Notbetrieb in den Kliniken

Ich bin Krankenpfleger und arbeite in einer erschöpften Organisation, einem Krankenhaus. Erschöpft sind wir alle, die die wichtigen Einrichtungen der öffentlichen Daseinsvorsorge im Gang halten. Klar, keine Grippe ohne Virus, aber diese Erschöpfung lässt uns auch anfälliger werden für Erkältung und Co. Die Erschöpfung hat durch die Pandemie einen Gipfelpunkt gefunden, doch wir wissen, die Arbeitsbedingungen, die diese Erschöpfung herbeigeführt haben, sind Folge der Ökonomisierung durch die Fallpauschalen (DRGs). Technik ist massig vorhanden, Geld in Mengen im System, doch es wurde gespart am Personal, aber auch an der Vorhaltung wichtigen Materials. Mit der Pandemie wurde dauerhaft auf Notfallpläne umgestellt. Nun sind es die vielen Erkrankungen von Kolleg:innen, die auf das eh schon am Rande des Abgrunds taumelnde System treffen. Wieder ein Notfallplan: Studierende sollen die völlig überforderten Kinderkliniken retten, Pflegepersonal aus dem Erwachsenenbereich in die Kinderkliniken wechseln.

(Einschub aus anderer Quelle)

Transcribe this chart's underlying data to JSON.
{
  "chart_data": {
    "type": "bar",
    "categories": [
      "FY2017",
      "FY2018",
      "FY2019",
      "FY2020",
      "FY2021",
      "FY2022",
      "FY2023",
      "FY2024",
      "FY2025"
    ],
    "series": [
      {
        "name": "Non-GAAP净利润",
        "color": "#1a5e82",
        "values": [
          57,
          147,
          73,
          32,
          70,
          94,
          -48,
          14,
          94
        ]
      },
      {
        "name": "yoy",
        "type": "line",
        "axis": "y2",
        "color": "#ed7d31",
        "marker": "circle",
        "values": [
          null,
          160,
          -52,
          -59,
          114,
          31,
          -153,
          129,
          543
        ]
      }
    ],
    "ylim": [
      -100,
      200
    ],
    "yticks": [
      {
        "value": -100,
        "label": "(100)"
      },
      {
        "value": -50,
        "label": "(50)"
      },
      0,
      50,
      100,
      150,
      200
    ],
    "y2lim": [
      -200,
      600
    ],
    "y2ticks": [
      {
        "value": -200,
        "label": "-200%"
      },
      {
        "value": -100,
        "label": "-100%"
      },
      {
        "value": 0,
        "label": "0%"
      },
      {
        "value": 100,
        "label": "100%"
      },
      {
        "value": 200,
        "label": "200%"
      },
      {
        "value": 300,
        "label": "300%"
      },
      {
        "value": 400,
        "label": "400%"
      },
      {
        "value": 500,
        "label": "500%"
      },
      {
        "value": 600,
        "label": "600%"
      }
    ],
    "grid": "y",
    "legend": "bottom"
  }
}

Doch Kinder sind keine kleinen Erwachsenen. Es werden Löcher nur scheinbar gestopft, um sie an anderer Stelle zu vertiefen. Die als unterste Haltelinie benannten Pflegepersonaluntergrenzen sollen laut K. Lauterbach aufgehoben werden. Der Minister, der einen großen Teil von uns bei der Vergabe der Corona- Prämie 2022 komplett ausschloss. Die Krankenhausgesellschaft fordert, dass covidpositive Beschäftigte weiter Patient:innen versorgen könnten. Unsere Chefs rufen uns auf, zusätzliche Dienste zu leisten, sie kaufen uns unsere Gesundheit ab. Die Chefs, die uns in einen wochenlangen Streik zwangen, als wir versuchten per Tarifvertrag unsere Bedingungen zu verbessern. Jetzt haben sie den Notfall ausgerufen und planbare Eingriffe abgesagt. Viel zu spät. Im Sommer wollten sie noch die Verluste der Pandemie so gering wie möglich halten und bestellten Patient:innen ohne Rücksicht ein. Die Patient:innen brauchen Personal und wir haben davon zu wenig. Nun die Frage, wie die Stimmung ist? Wir sind erschöpft, aber auch unfassbar wütend. Und unsere Wut wird sich Bahnen brechen.